Alf has watched with profound fascination while Aucklanders have been raging against some wharf extensions.
Today he learns Auckland Council has responded by formally asking Ports of Auckland to halt construction of the extensions.
Mayor Len Brown told a council meeting the council chief executive, Stephen Town, has written a letter to Auckland Council Investments Ltd, the council body overseeing the port company.
The letter requests that this body encourage the port company to hold off the wharf extensions until a port study had been completed.
The study is expected to take about 12 months.
But this hasn’t mollifed some councillors.
According to this NZ Herald report:
Councillor John Watson said the letter did not cut it and key parts to do with the wharf extensions could be easily rebutted by the ports company.
The study – promised by Mr Brown in 2013 – comes amid a public outcry into plans by the port company to build two massive wharf extensions into Waitemata Harbour at the end of Bledisloe Wharf.
In August 2013, Mr Brown told the Herald: “Before we make any decisions about whether the port expands or otherwise, we need an informed discussion with Aucklanders, underpinned by a robust study that includes consideration of economic, social and environmental factors.
“We need to closely look at every alternative for the delivery of port services and work out what is best for Auckland.”

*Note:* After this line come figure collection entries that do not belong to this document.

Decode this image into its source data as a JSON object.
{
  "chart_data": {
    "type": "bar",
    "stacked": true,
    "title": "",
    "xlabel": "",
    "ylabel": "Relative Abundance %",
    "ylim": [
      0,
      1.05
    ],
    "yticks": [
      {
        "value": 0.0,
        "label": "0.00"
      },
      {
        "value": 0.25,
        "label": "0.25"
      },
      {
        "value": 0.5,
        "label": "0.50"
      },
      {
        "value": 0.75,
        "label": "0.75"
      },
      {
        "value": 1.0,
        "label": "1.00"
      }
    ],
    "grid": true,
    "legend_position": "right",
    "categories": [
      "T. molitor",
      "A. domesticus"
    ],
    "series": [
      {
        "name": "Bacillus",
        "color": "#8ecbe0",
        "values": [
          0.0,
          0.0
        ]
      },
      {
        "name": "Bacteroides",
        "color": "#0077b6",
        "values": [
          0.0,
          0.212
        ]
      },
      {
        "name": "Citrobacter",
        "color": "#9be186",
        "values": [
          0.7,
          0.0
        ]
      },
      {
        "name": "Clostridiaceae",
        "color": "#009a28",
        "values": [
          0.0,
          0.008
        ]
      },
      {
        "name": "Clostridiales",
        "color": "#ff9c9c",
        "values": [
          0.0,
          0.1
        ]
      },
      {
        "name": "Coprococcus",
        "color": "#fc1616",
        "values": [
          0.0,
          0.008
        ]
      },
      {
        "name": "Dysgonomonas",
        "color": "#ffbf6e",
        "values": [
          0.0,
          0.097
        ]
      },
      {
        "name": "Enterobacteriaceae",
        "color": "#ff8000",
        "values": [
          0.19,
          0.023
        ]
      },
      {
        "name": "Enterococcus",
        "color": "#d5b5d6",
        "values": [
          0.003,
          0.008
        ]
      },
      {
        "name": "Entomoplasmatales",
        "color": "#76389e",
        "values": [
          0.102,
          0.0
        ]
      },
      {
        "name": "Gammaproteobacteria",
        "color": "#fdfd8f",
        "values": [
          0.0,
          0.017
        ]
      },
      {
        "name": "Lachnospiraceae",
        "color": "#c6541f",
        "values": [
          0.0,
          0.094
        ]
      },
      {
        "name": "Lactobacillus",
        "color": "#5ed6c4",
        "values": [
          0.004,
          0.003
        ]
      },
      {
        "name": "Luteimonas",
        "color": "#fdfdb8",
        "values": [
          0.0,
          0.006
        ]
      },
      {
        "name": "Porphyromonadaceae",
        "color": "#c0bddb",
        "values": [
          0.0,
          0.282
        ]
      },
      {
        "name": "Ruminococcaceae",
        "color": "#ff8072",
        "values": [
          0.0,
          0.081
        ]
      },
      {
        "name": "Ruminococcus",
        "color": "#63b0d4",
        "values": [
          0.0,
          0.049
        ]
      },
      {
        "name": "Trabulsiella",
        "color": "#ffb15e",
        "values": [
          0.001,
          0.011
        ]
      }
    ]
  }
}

The port company planned to begin construction this month, but has not been ruling out a pause.
Exactly why Aucklanders should welcome a pause, let alone abandonment of the extensions, is something of a mystery.
As Alf understands the development, the extended wharves will narrow the gap between one side of the harbour and the other.
But Aucklanders want this gap bridged.
In response to the push for this, we were told a few years ago:
The Government has announced funding for an infrastructure upgrade including a rail loop, a tunnel under the Waitemata Harbour and a series of state highway improvements.
The alignment of the second harbour crossing had yet to be determined at that time, but the New Zealand Transport Agency was working to a December deadline for its recommendation.
The Boss was quoted on the matter:
”A new harbour crossing is likely to be needed between 2025 and 2030,” Key said.
Key said the Auckland Harbour Bridge was one of the most critical transport links in the country, but growth forecasts showed that demand would soon exceed capacity.
”Despite recent strengthening, limits on the weight loading capacity of the clip-ons means heavy truck access may need to be increasingly managed from around 2021,” he said.
So – Alf suggests the wharf be encouraged to keep pushing out the wharves.
It should be encouraged to push them out so far they reach the other side of the harbour.
It will then remain only to ensure traffic driving on to the wharf from one side can drive off on the other side.
No need for a tunnel.
They would finish up with a harbour on one side of the wharves and a bloody big fish pond on the other side.